Wednesday, September 30, 2009

Getting sicker

Due to unexpected setbacks, my father's condition has been mired by more complications. 

Dad went in for minor surgery to have a cyst lanced. It was then the doctor realized there was a much deeper infection spreading through his body. Not surprisingly, Dad became infected with MRSA while staying as a patient in the hospital. This super bug is often hospital acquired and penicillin resistant.  The staff required Dad to wear hand mitts to prevent him from pulling out his IV drip of Vancomycin. A low-grade fever meant he had to spend additional time in the hospital. 

There is a grain of irony to this dramatic turn of events given that I have spent many months working on a MRSA prevention online project, immersed in the topic and visualization of the infection. 

PROCEED with CAUTION: The next turn of events could be described as grisly in nature.  Do not continue reading if you are sensitive to visually graphic content. 

Dad had a peaceful final evening at the hospital. He seemed to be improving. But, just hours after being readmitted to his nursing home, Dad appeared agitated over dinner. They call it sundowning. 

When escorted to the bathroom by a nurse, Dad ripped the catheter out of his penis. Blood went everywhere. It was worse than a fishing accident. The look of horror on the faces of the nursing staff spoke volumes as they left his bathroom. I am still shaken from what was relayed to me by my family over the phone.

When I saw Dad last, we found him strapped to an arm chair.  His swollen bare feet dangled from his chair. He was wearing somebody else's dirty clothes; but he was communicative.  He recognized us. 

His goals at the hospital: to allow care and not to hit.

I was touched with a sense of tenderness for Dad, maybe in ways I could never express before he became ill, all the time focusing on his beautiful hands to give me for sense of comfort and continuity.

6 comments:

Medawar said...

See:
http://www.dailymail.co.uk/health/article-1218666/Chemical-cosh-given-dementia-patients.html

This is infuriating: the issue was raised, several years ago, with regard to specialist geriatric wards and nursing homes, and eradicated from there in the UK as very definitely not best practice. But any senile patients on general medical or surgical wards, or ones that the staff think are senile, are evidently still at risk.

However, at least in the UK there's a national newspaper willing to expose and kick the medical profession's backside for doing this.

Perhaps automation of medical care will effect an improvement, as AI physicians could be programmed to obey Asimov's three laws rather than the humanistic substitute for the Hippocratic Oath now employed by many medical schools.

Medawar's best wishes to you and your Dad, perhaps Medawar's uncle knew what he was doing when he returned to being a National Rowing Coach after a four way bypass operation.

Medawar said...

MRSA is not an insoluble problem: Bedford Hospital did a lot by making day surgery patients have a shower first: this measure had been dropped because "it implied that patients were dirty" well, everything from outside the hospital is dirty in surgical terms.

They also benefited from a South African surgeon pointing out that it was pretty pointless getting visitors to rub their hands with alcohol gel, if their shoes went untreated.

If you enter a farrowing shed on a pig farm, you have to tread on a disinfectant mat. Why not when entering a hospital ward?
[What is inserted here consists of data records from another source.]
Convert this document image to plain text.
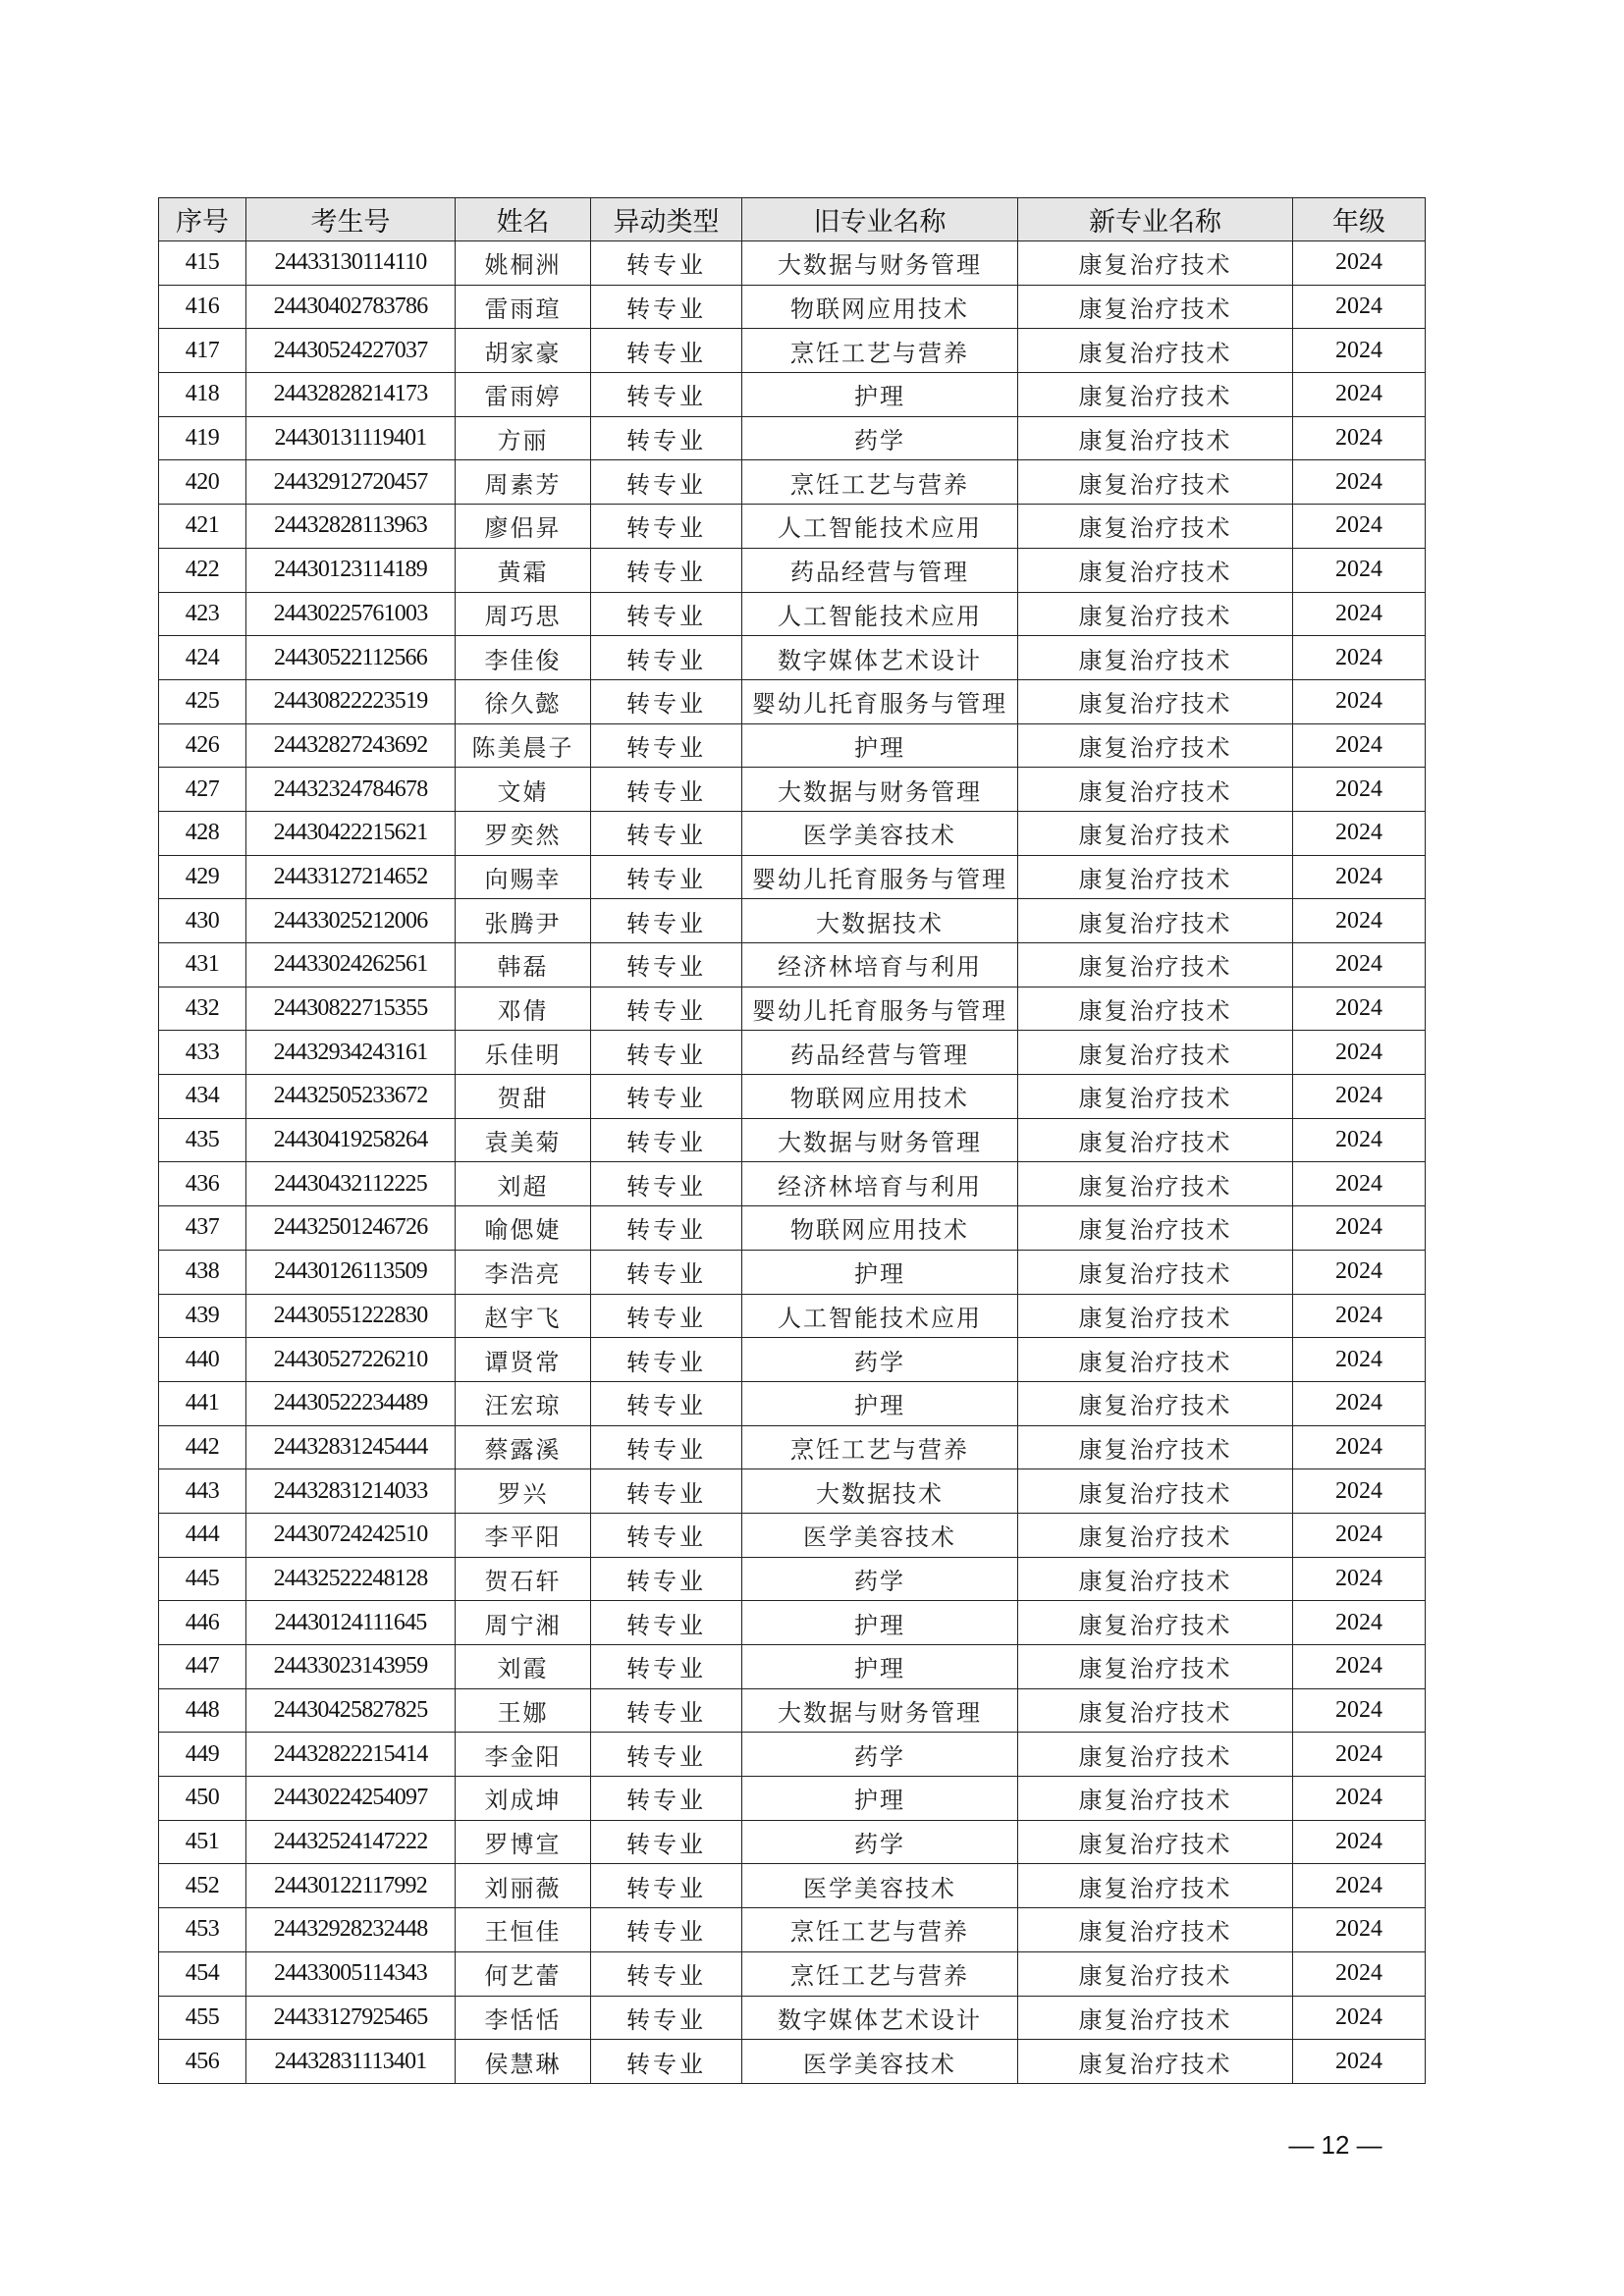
序号	考生号	姓名	异动类型	旧专业名称	新专业名称	年级
415	24433130114110	姚桐洲	转专业	大数据与财务管理	康复治疗技术	2024
416	24430402783786	雷雨瑄	转专业	物联网应用技术	康复治疗技术	2024
417	24430524227037	胡家豪	转专业	烹饪工艺与营养	康复治疗技术	2024
418	24432828214173	雷雨婷	转专业	护理	康复治疗技术	2024
419	24430131119401	方丽	转专业	药学	康复治疗技术	2024
420	24432912720457	周素芳	转专业	烹饪工艺与营养	康复治疗技术	2024
421	24432828113963	廖侣昇	转专业	人工智能技术应用	康复治疗技术	2024
422	24430123114189	黄霜	转专业	药品经营与管理	康复治疗技术	2024
423	24430225761003	周巧思	转专业	人工智能技术应用	康复治疗技术	2024
424	24430522112566	李佳俊	转专业	数字媒体艺术设计	康复治疗技术	2024
425	24430822223519	徐久懿	转专业	婴幼儿托育服务与管理	康复治疗技术	2024
426	24432827243692	陈美晨子	转专业	护理	康复治疗技术	2024
427	24432324784678	文婧	转专业	大数据与财务管理	康复治疗技术	2024
428	24430422215621	罗奕然	转专业	医学美容技术	康复治疗技术	2024
429	24433127214652	向赐幸	转专业	婴幼儿托育服务与管理	康复治疗技术	2024
430	24433025212006	张腾尹	转专业	大数据技术	康复治疗技术	2024
431	24433024262561	韩磊	转专业	经济林培育与利用	康复治疗技术	2024
432	24430822715355	邓倩	转专业	婴幼儿托育服务与管理	康复治疗技术	2024
433	24432934243161	乐佳明	转专业	药品经营与管理	康复治疗技术	2024
434	24432505233672	贺甜	转专业	物联网应用技术	康复治疗技术	2024
435	24430419258264	袁美菊	转专业	大数据与财务管理	康复治疗技术	2024
436	24430432112225	刘超	转专业	经济林培育与利用	康复治疗技术	2024
437	24432501246726	喻偲婕	转专业	物联网应用技术	康复治疗技术	2024
438	24430126113509	李浩亮	转专业	护理	康复治疗技术	2024
439	24430551222830	赵宇飞	转专业	人工智能技术应用	康复治疗技术	2024
440	24430527226210	谭贤常	转专业	药学	康复治疗技术	2024
441	24430522234489	汪宏琼	转专业	护理	康复治疗技术	2024
442	24432831245444	蔡露溪	转专业	烹饪工艺与营养	康复治疗技术	2024
443	24432831214033	罗兴	转专业	大数据技术	康复治疗技术	2024
444	24430724242510	李平阳	转专业	医学美容技术	康复治疗技术	2024
445	24432522248128	贺石轩	转专业	药学	康复治疗技术	2024
446	24430124111645	周宁湘	转专业	护理	康复治疗技术	2024
447	24433023143959	刘霞	转专业	护理	康复治疗技术	2024
448	24430425827825	王娜	转专业	大数据与财务管理	康复治疗技术	2024
449	24432822215414	李金阳	转专业	药学	康复治疗技术	2024
450	24430224254097	刘成坤	转专业	护理	康复治疗技术	2024
451	24432524147222	罗博宣	转专业	药学	康复治疗技术	2024
452	24430122117992	刘丽薇	转专业	医学美容技术	康复治疗技术	2024
453	24432928232448	王恒佳	转专业	烹饪工艺与营养	康复治疗技术	2024
454	24433005114343	何艺蕾	转专业	烹饪工艺与营养	康复治疗技术	2024
455	24433127925465	李恬恬	转专业	数字媒体艺术设计	康复治疗技术	2024
456	24432831113401	侯慧琳	转专业	医学美容技术	康复治疗技术	2024
— 12 —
Bedford hospital managed eight straight months without an MRSA infection and with very few C-diffs, this is in stark contrast to certain other establishments in the region, such as Hinchingbroke, which has a truly terrible record.

Generally speaking, the primary source of infection in any hospital sits behind a big desk marked "manager" and makes policies on cleaning contracts and so on, that lead to certain places never, ever, being cleaned, whilst others on the checklist are scrubbed several times a day.

The Tory party has just said that if they get elected, NHS trusts and other public services will need written permission from the Chief Secretary to the Treasury before they can pay their executives more than the Prime Minister's salary. Many managers now face the appalling prospect of having to live on £180,000 or less per annum!

Medawar thinks this policy was actually prompted by a computer analyst with the Youth Justice Board who was getting £340,000 pa despite only working a four day week, and was also getting his air fares paid, between London and Newcastle each weekend, which was why he didn't want to work Fridays. When Medawar read this story, for some reason, the words "tip" and "iceberg" came into his mind.

Medawar said...

You are not alone in articulating this peculiar kind of grief:

http://www.dailymail.co.uk/health/article-1222548/John-Suchet-grief-discovering-wife-Bonnie-Alzheimers-guilt-putting-care.html

This gentlemen, John Suchet, is an ITN newsreader and the brother of the actor, David Suchet.

Kat G said...

Thanks for sharing, Medawar.

Medawar said...

See:
http://news.bbc.co.uk/1/hi/health/8356423.stm

Medawar really did think this was sorted out a few years ago. Evidently, either a false impression was given at the time, or the medics obeyed for a little while until no-one was looking and went back to killing patients to make life easier.

Anyway, this is definitely wrong and there is now authoritative scientific advice that using anti-psychotics on dementia patients can kill.

Kat G said...

This link really blew me away. Thanks.